Phase Transitions without gap closing in monitored quantum mean-field systems
Luca Capizzi, Riccardo Travaglino
TL;DR
The paper addresses how alternating unitary dynamics and measurements of an extensive charge shape the nonequilibrium behavior of quantum many-body systems in the thermodynamic limit. It develops a mean-field, semiclassical framework that yields a diffusive drift for the magnetization on the Bloch ball and derives a corresponding Langevin dynamics, linking averaged dynamics to quantum trajectories via a drift-diffusion description. A key finding is the emergence of novel stationary states in the infinite-volume limit that are not tied to a closing Lindbladian gap, with a finite spectral gap Δ=1/2 for the associated Markov operator at the critical point; finite-size spectra do not anticipate these thermodynamic-limit stationary states. The results suggest that monitoring-induced phase transitions in many-body systems may require thermodynamic-limit diagnostics beyond finite-L Lindbladian gaps, and they motivate extensions to short-range systems and broader classes of globally measured observables.
Abstract
We investigate the monitored dynamics of many-body quantum systems in which projective measurements of extensive operators are alternated with unitary evolution.

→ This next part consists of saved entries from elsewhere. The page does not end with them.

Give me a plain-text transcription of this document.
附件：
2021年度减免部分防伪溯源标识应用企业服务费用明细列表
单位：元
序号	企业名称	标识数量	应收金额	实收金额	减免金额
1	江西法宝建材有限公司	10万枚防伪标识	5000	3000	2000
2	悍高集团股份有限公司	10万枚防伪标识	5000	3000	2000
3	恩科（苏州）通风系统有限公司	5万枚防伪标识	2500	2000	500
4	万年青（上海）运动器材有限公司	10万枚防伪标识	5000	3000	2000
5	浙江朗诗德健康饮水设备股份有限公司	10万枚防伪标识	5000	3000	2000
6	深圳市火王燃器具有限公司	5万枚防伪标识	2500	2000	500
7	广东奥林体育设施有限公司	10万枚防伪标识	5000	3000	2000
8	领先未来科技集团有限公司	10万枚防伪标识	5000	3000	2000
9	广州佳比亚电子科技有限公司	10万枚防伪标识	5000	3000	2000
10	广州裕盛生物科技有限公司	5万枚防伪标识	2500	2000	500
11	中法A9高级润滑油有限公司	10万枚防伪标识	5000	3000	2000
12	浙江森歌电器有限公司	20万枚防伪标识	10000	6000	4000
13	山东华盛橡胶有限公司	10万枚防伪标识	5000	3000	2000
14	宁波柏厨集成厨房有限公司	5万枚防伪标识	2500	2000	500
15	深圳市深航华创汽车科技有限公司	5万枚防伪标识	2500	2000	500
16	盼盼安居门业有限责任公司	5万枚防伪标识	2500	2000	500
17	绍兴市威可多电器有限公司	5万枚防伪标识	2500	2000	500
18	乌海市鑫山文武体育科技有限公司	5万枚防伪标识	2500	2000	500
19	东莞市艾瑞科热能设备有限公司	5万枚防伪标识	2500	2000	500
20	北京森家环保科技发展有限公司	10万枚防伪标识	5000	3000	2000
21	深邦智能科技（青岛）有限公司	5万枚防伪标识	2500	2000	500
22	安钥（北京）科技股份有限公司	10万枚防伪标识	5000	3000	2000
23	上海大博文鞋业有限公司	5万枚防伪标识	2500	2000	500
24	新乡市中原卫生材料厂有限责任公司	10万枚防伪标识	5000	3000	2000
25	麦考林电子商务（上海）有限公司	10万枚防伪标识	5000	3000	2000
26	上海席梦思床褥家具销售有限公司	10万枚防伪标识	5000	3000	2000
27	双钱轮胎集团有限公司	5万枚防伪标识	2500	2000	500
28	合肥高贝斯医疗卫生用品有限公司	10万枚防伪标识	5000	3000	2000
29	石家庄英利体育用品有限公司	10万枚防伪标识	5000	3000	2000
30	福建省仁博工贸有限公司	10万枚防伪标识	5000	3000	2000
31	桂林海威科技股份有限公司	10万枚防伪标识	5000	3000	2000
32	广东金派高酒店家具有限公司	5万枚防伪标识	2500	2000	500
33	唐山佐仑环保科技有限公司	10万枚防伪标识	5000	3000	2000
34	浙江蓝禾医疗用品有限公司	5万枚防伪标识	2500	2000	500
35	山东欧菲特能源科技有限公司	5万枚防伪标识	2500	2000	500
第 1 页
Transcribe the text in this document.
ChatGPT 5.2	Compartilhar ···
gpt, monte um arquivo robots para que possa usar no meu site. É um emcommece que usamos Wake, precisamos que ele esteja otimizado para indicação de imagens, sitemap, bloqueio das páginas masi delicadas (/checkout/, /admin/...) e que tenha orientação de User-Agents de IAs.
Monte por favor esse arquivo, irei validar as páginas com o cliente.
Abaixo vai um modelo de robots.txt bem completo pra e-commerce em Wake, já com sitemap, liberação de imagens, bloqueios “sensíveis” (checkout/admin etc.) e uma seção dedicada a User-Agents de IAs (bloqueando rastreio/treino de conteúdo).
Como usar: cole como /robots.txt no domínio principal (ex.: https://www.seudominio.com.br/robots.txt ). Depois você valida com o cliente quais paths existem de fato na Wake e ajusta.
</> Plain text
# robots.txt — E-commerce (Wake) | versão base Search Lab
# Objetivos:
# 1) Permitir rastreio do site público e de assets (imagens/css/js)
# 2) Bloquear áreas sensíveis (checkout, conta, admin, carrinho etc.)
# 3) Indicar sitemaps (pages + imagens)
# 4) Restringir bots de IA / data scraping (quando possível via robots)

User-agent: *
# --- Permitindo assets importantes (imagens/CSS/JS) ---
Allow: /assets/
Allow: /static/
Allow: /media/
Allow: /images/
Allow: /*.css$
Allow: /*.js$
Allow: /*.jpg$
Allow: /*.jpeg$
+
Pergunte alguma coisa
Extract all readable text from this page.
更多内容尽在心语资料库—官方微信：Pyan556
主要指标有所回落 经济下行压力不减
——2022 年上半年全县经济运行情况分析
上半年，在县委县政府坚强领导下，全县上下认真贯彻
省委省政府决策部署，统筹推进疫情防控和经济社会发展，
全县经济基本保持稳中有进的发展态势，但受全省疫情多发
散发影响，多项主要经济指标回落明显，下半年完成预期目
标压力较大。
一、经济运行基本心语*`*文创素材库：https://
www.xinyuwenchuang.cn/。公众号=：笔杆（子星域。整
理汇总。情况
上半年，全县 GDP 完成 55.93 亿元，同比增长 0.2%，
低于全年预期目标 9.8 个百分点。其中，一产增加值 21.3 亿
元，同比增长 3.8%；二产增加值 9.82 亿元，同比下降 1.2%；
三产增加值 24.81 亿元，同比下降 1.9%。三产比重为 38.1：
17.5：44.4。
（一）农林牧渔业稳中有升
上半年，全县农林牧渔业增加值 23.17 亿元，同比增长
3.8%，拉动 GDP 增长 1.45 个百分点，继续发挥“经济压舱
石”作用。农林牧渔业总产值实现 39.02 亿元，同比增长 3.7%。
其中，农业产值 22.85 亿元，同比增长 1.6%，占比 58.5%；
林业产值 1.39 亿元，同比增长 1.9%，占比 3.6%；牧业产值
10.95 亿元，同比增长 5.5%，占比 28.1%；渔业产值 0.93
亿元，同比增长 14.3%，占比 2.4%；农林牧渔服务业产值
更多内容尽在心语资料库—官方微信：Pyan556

Focusing on mean-field models characterized by all-to-all interactions, we develop a general framework that captures the thermodynamic limit, where a semiclassical description naturally emerges. Remarkably, we uncover novel stationary states, distinct from the conventional infinite-temperature state, that arise upon taking the infinite-volume limit. Counterintuitively, this phenomenon is not linked to the closing of the Lindbladian gap in that limit. We provide analytical explanation for this unexpected behavior.